Pero Grace ya había llegado a su límite. Cualquier cosa que Sebastian dijera no podía alcanzarla más. Estaba perdida en ese día nuevamente. Su delgada figura se encogió tensamente, temblando y estremeciéndose a pesar de que trataban de estabilizarla—completamente aplastada por el recuerdo.
Viendo esto, Celeste finalmente entendió lo que Sebastian quería decir cuando había mencionado que el dolor podía detener la hipnosis en seco.
—Grace, ¿qué más viste?
Todo lo que salió entre sollozos fue su desesperado grito de ayuda.
—Sálvenme…
—Es suficiente…
Incluso la voz de Marcus temblaba, sus ojos enrojeciéndose.
—Necesitamos parar—ahora.
Sebastian frunció el ceño, aún sosteniendo el brazo de Grace mientras metía la mano en el bolsillo de su abrigo y sacaba su reloj de bolsillo. Con un suave clic, la tensión en Grace comenzó a disminuir. Pero no despertó. Sus lágrimas aún corrían por sus mejillas mientras se acurrucaba en los brazos de Marcus, gimiendo silenciosamente como si todavía estuviera atrapada en esa pesadilla.

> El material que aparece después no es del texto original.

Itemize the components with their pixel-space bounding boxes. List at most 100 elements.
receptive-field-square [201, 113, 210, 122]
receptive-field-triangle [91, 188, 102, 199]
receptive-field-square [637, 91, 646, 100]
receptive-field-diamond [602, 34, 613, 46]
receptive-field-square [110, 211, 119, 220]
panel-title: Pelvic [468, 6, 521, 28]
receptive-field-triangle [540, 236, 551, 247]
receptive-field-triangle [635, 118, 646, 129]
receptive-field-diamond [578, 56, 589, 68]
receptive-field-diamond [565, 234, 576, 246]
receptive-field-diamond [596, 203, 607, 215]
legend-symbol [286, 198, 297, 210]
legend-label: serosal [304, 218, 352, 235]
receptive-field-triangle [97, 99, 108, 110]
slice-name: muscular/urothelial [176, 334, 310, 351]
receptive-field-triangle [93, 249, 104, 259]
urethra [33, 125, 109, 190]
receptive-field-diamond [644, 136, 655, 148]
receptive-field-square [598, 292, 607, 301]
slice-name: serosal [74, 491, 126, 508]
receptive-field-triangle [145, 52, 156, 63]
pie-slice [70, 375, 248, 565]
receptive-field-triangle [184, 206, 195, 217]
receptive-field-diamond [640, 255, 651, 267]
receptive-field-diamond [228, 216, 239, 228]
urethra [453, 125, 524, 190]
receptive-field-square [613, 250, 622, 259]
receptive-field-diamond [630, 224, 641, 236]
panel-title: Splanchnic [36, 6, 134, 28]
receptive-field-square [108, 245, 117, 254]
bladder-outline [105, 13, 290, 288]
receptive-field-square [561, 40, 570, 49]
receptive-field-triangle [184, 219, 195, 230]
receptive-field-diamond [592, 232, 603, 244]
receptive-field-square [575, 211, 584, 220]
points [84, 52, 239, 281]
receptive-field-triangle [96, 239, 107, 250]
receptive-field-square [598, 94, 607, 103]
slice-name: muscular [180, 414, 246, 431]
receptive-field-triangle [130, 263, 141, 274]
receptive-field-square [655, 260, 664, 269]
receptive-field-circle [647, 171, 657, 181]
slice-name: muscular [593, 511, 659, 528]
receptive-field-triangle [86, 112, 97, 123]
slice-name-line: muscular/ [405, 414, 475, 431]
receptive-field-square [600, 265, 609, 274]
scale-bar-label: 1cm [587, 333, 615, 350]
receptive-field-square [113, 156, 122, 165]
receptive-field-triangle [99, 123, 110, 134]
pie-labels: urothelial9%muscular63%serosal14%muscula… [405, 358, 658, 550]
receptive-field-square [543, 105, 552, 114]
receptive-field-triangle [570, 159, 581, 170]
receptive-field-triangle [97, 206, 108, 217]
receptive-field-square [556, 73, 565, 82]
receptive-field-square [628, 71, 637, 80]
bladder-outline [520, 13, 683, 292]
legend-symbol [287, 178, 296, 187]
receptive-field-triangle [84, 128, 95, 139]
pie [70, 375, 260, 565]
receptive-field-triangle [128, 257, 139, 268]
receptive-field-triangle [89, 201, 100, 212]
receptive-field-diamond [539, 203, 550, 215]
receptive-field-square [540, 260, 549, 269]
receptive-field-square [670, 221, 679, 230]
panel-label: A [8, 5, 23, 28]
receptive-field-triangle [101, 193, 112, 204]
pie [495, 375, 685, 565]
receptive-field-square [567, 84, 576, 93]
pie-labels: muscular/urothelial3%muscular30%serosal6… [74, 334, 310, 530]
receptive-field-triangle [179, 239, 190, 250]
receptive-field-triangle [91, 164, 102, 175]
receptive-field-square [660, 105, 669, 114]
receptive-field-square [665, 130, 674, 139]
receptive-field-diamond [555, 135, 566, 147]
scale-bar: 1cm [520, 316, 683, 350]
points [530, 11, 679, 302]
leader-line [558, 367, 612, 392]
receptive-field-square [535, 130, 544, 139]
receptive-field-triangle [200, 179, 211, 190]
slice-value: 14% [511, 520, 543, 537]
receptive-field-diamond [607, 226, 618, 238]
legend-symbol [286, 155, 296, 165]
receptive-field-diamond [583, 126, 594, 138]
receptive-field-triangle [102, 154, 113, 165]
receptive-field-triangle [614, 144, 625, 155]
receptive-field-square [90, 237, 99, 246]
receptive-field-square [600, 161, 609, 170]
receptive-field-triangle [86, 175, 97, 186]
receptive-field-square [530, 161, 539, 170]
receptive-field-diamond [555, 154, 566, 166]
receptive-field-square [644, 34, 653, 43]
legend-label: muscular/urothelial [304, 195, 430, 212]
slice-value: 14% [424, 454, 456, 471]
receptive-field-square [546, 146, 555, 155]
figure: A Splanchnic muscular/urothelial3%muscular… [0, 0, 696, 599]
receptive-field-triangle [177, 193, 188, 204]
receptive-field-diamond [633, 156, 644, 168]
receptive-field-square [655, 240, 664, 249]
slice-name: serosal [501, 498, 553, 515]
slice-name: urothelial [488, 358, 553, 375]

Mientras Marcus se quedaba atrás para consolarla, Sebastian y Celeste salieron de la habitación.
Celeste se volvió hacia él.
—¿Fue aquí donde se detuvo la última vez también? ¿Por causa de Marcus?
—Esta vez fue mejor —respondió Sebastian, con tono tranquilo—. La última vez, apenas llegamos a la configuración. Tan pronto como esos tipos aparecieron, ella comenzó a temblar y tuvimos que suspenderlo. Hoy al menos avanzamos más. Aun así, no funcionará si esto sigue sucediendo. Para la próxima sesión, podría ser mejor si el Dr. Moore no está en la habitación.
Sus cejas se fruncieron ligeramente.
—Entiendo que se preocupa por ella, pero demasiada exposición podría hacer más daño que bien.
—Hablaré con él —ofreció Celeste—. Podría ser una de las pocas cosas en las que puedo ayudar.
Justo cuando terminó de hablar, hubo un golpe en la puerta.
Entonces la voz de Ethan Shaw flotó a través.
Celeste de repente se puso tensa, completamente tomada por sorpresa.
Sebastian miró por encima de su hombro y dijo con suavidad:
—Sí… probablemente no sea el mejor momento para encontrarse con él. El baño está por allá—yo me encargo de esto.